How to find the perimeter of the hexagon

To find the perimeter of the hexagon, measure and add the lengths of all six sides. P = A1+A2+A3+A4+A5+A6,where P is the perimeter of the hexagon, and A1, A2 ... A6 – the length of its sides.The units of each of the parties reduced to a single species, in this case, it is sufficient to store only the numerical values of the lengths of the sides. The unit of measure of the perimeter of the hexagon will coincide with the unit of measure of the parties.

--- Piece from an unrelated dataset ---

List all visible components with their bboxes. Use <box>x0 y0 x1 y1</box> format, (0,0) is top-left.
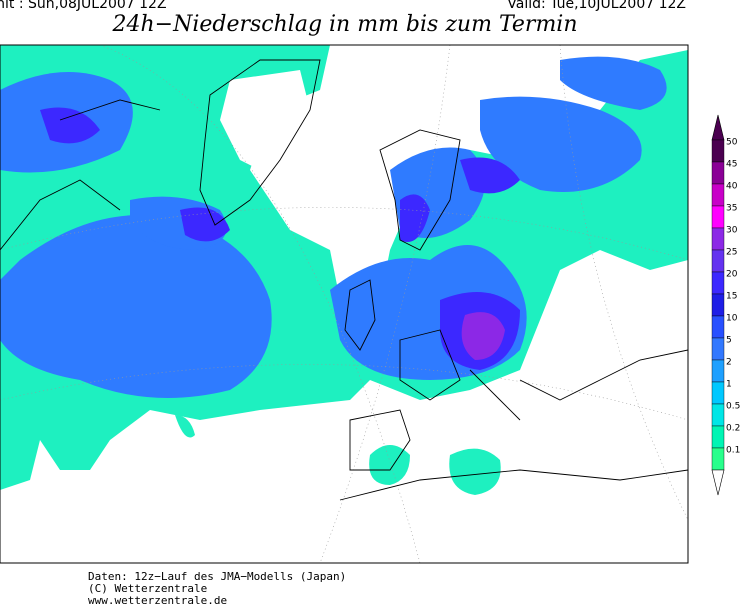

Example.A hexagon with side lengths 1 cm, 2 mm, 3 mm, 4 mm, 5 mm, 6 mm. is Required to find its perimeter.Solution.1. The unit of measurement of the first side (cm) differs from the units of measurement of the lengths of the other sides (mm). Therefore, move: 1 cm = 10 mm. 2. 10+2+3+4+5+6=30 (mm).

If the hexagon is correct, then to find its perimeter, multiply the length of its side six:R = a * 6,where a is the length of sides of a regular hexagon.Example.To find the perimeter of a correct hexagon with side length equal to 10 cm Solution: 10 * 6 = 60 (cm).

A regular hexagon has a unique feature: the radius of the circumscribed around this hexagon of a circle is equal to the length of its side. So, if you know the radius of the circumscribed circle, to use the formula:P = R * 6,where R is the radius of the circumscribed circle.

Example.To calculate the perimeter of a right hexagon, wrote in a circle of diameter 20 cm Solution. The radius of the circumscribed circle will be equal to: 20/2=10 (cm).Therefore, the perimeter of the hexagon: 10 * 6 = 60 (cm).

If a task is set to the radius of the inscribed circle, apply the formula:P = 4 * √3 * r,where r is the radius inscribed in a regular hexagon circle.

If you know the area of the right hexagon, then to calculate the perimeter use the following ratio:S = 3/2 * √3 * A2,where S – area of a regular hexagon. Here you can find a = √(2/3 * S / √3), hence:P = 6 * a = 6 * √(2/3 * S / √3) = √(24 * S / √3) = √(8 * √3 * S) = 2√(2√3).